Sandy Frazier is a public relations maven who specializes in pushing books to talk radio hosts. “Oh my God! It’s my whole life!” she exclaims, explaining that she has been promoting books for almost a decade. “There is more potential for raising book sales on talk radio than any other media, including cable TV,” she said, “unless your name is Oprah.” She cited one sleeper book, “An Enormous Crime,” about American POWs left behind in Indochina, that debuted at number 34 on The New York Tines best-seller list-without a single TV mention or review in a major publication. “It was all radio,” she said.
Establishment politicians hate talk radio for the same reason they loathe the National Rifle Association; they fear a force that can motivate millions of voters who do not want to compromise on a particular political principle.
At Talkers, there was a lot of debate about just how free free-speech is. Of course, the context was Don Imus.
James Derby, the program manager at KLX, Lars Larson’s home, said the station has two time delays on nationally syndicated series. “How many does Mark Master [president of Talk Radio Network] have on Savage? Four or five?” Master’s response was inaudible, but funny.
Depressingly, Heather Cohen, director of programming of GreenStone Media, seemed to sum up the consensus: “When in doubt, leave it out.” “Employers should leave us to find if Imus did his job,” she said. One common observation from radio personalities in the audience was that Imus was a known quality. He had been a shock jock for decades. In fact he was paid to be edgy.
It wasn’t the advertisers or the executives, or even Al Sharpton, that cost Imus his job. It was political correctness at CBS in New York. Perry Michael Simon, the news/talk editor of All Access, pointed out that CBS employees handed out a book called “Words Can Hurt” and circulated a petition to end Imus’ CBS career.
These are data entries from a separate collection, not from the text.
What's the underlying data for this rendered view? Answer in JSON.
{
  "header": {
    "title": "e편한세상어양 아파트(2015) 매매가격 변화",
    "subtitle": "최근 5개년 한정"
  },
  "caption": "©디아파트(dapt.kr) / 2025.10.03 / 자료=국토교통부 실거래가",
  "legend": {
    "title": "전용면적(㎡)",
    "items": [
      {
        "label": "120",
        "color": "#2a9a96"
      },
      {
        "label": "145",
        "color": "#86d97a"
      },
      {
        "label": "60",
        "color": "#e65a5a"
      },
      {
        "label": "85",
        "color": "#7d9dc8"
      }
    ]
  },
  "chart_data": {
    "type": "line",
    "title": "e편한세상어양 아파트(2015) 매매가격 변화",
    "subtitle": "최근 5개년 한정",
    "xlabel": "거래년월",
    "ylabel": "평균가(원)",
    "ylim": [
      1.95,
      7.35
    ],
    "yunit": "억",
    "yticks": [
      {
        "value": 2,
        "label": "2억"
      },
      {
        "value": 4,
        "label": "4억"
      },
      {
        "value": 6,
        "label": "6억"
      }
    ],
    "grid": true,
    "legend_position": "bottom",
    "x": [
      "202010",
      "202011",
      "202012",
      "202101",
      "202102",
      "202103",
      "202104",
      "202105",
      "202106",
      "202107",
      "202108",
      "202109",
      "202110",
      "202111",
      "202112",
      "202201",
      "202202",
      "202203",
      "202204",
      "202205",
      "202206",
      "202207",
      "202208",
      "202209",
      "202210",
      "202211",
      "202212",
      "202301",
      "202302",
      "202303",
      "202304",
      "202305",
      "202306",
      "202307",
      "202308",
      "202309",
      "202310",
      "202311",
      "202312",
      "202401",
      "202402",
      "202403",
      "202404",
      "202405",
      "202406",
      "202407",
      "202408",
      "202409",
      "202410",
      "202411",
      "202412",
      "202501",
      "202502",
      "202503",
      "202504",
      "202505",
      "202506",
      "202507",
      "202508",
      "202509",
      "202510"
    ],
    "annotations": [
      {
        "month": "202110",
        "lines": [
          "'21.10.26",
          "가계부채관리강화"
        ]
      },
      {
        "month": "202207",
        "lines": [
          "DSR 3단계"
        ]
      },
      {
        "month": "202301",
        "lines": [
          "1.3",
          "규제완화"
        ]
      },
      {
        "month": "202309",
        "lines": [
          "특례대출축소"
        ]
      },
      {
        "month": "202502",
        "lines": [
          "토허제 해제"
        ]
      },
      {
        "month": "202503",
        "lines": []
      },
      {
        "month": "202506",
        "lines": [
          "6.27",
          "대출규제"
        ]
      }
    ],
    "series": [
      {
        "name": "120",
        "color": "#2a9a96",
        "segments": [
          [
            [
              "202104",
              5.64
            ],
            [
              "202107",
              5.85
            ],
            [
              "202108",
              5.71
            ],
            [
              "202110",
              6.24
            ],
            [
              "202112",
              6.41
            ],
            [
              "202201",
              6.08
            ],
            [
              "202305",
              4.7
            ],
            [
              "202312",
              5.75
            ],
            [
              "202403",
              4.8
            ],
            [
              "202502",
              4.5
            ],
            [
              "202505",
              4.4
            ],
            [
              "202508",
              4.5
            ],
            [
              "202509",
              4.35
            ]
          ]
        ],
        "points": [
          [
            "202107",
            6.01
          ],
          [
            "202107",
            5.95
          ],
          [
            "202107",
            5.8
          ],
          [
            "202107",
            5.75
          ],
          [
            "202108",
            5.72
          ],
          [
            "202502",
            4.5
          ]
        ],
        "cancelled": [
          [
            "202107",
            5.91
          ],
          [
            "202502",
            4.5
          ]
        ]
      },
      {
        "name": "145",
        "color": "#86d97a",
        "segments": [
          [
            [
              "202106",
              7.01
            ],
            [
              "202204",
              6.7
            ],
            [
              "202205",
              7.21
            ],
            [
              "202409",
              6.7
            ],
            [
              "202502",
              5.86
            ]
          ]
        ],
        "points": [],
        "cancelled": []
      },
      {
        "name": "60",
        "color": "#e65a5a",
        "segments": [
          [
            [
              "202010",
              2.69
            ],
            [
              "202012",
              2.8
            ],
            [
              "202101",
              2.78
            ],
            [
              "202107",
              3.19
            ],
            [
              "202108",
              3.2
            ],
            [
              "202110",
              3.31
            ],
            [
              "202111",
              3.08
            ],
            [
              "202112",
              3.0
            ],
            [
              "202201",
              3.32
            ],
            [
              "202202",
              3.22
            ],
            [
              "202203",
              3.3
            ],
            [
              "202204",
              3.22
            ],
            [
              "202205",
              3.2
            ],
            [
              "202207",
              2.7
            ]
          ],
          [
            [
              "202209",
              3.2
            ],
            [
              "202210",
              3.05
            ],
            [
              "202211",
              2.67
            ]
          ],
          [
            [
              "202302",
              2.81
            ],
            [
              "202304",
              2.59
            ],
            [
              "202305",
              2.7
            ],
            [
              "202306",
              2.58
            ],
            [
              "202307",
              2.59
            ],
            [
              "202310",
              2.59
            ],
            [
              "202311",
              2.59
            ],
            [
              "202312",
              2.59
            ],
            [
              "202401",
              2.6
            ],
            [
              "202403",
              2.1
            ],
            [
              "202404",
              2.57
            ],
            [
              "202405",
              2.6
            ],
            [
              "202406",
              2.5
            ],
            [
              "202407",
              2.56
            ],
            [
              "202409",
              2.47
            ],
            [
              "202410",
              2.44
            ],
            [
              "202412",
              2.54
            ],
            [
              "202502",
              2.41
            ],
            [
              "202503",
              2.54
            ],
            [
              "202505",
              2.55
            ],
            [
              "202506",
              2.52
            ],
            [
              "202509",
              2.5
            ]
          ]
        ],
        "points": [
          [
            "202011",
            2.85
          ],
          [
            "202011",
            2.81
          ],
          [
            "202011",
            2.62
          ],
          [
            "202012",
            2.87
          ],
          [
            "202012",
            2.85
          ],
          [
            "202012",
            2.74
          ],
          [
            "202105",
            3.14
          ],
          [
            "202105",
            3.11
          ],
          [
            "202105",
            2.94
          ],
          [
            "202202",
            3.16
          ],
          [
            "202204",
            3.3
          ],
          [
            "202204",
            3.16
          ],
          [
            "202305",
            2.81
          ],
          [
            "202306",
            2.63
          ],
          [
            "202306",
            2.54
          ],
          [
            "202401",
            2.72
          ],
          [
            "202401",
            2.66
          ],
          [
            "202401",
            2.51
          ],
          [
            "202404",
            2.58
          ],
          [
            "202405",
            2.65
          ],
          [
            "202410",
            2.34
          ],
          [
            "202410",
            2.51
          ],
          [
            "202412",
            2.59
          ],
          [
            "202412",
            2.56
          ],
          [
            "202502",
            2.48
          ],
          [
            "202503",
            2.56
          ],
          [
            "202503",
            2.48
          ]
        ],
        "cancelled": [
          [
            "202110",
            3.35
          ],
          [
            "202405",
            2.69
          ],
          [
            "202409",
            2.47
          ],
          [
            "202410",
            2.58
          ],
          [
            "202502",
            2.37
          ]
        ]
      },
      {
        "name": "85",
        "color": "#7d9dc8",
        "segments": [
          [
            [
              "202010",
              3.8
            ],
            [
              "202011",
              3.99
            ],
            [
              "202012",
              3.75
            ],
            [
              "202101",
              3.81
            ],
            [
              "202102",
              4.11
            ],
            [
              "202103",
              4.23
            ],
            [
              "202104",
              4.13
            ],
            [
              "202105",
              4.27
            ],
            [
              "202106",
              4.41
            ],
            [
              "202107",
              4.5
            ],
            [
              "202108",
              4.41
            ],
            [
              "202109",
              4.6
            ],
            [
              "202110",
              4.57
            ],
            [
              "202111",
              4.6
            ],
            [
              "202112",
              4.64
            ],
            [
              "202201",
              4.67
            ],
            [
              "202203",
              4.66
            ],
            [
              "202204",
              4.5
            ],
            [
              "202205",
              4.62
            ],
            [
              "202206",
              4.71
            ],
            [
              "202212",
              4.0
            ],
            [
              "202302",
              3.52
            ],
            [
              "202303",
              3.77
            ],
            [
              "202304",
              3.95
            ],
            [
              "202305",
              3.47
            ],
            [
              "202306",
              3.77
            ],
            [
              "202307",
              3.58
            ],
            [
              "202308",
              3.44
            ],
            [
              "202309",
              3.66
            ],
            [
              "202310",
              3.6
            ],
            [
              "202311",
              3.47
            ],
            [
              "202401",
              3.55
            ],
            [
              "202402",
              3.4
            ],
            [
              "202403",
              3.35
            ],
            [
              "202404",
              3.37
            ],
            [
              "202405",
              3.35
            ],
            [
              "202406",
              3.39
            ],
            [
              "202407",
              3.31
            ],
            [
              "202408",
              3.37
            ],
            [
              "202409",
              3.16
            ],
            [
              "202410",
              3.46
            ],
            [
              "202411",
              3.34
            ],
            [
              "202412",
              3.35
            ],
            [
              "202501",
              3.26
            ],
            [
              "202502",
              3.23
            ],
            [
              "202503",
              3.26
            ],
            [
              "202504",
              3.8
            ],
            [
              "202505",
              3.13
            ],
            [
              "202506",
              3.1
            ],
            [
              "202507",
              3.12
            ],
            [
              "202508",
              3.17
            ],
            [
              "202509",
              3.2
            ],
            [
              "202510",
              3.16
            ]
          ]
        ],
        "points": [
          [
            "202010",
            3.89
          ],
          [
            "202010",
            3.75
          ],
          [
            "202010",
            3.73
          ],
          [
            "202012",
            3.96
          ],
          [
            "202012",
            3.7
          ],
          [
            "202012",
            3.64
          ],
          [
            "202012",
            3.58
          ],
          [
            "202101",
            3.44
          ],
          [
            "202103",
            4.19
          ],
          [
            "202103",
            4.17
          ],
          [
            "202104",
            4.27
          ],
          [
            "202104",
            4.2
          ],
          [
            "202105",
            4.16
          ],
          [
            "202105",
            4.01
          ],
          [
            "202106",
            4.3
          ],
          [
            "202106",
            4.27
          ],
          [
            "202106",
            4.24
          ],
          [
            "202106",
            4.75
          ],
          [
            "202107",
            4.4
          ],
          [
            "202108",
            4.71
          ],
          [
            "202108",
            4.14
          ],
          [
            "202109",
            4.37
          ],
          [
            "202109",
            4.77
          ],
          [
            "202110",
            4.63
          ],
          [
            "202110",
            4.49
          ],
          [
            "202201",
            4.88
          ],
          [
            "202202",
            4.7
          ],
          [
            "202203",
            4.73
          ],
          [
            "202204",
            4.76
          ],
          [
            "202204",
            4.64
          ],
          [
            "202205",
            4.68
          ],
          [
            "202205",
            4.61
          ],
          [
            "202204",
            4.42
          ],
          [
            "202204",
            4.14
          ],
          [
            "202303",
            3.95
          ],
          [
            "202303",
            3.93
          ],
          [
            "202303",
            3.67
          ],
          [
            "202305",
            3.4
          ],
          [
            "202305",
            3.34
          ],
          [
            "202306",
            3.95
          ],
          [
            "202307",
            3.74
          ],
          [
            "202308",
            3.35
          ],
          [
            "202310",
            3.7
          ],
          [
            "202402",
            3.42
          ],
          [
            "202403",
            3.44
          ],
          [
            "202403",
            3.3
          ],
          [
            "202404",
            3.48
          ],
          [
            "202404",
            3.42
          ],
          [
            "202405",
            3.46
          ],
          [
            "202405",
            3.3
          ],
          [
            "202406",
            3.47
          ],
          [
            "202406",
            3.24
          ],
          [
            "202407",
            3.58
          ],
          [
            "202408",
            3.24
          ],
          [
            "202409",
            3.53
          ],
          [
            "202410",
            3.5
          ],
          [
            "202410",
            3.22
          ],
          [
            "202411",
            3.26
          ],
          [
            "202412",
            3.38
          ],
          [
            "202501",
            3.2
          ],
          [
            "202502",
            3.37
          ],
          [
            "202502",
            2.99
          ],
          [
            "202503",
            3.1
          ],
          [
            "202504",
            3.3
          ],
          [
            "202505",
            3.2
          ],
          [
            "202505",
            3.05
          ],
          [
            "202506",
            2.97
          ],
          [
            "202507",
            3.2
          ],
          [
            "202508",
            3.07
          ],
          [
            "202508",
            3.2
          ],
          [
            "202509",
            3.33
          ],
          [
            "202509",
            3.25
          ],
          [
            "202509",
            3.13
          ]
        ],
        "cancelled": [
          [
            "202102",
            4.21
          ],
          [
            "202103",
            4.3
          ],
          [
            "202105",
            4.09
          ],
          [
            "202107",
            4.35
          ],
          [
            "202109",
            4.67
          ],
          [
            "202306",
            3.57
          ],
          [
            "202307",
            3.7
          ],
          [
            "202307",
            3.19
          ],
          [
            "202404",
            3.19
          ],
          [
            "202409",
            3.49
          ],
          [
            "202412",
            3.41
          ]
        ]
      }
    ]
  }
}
Next they brought in agent provocateur, David Brock and a blogger who has been documenting Imus excesses for over a decade.
Perhaps the strongest voice for Imus and for free speech came from David Bernstein, the vice president of Air America. “I don’t mean to be the contrarian, but the dude got f—–d.” After the session I talked to Bernstein, and he said he was surprised that on a panel of distinguished radio hosts and executives he was the only one to take the free speech position. When I asked him why conservatives weren’t more critical of employees that demanded Imus’ demise, he said “I don’t understand conservatives.” He thought that self-censorship could be as bad as the “fairness doctrine.” If CBS employees have a problem with Imus’ words, “they should leave.”
If it weren’t for the continual spectre of the Fairness Doctrine, the future of talk radio couldn’t be brighter. Satellite radio, iPods and cell phones will soon be the dominant supplier of music. “Music on FM is dead. What happens in three years when every cell phone is a smart iPod?” asks Mark Masters, the chief executive of Talk Radio Network. Or ask the question this way, how many people carry a radio? And how many people carry a cell phone?
The night before Sean Hannity had bought a round of drinks for a clutch of radio superstars and executives, and I tagged along. At that gathering, Masters was even more bullish when we went outside to smoke a cigar. He imagined a day in the next few years, he said, when talk radio is delivered in FM stereo and doesn’t just comment on the news — but drives it.
Only Congress can stop him now. But the truth is that even if they are foolish enough to reinstate the Fairness Doctrine and overcome a presidential veto, such a law couldn’t successfully stem the audience surge towards talk radio. It would merely simply redirect the tide to the Internet, where Congress has next to no power at all.
You can try to fight the future – but you can’t win.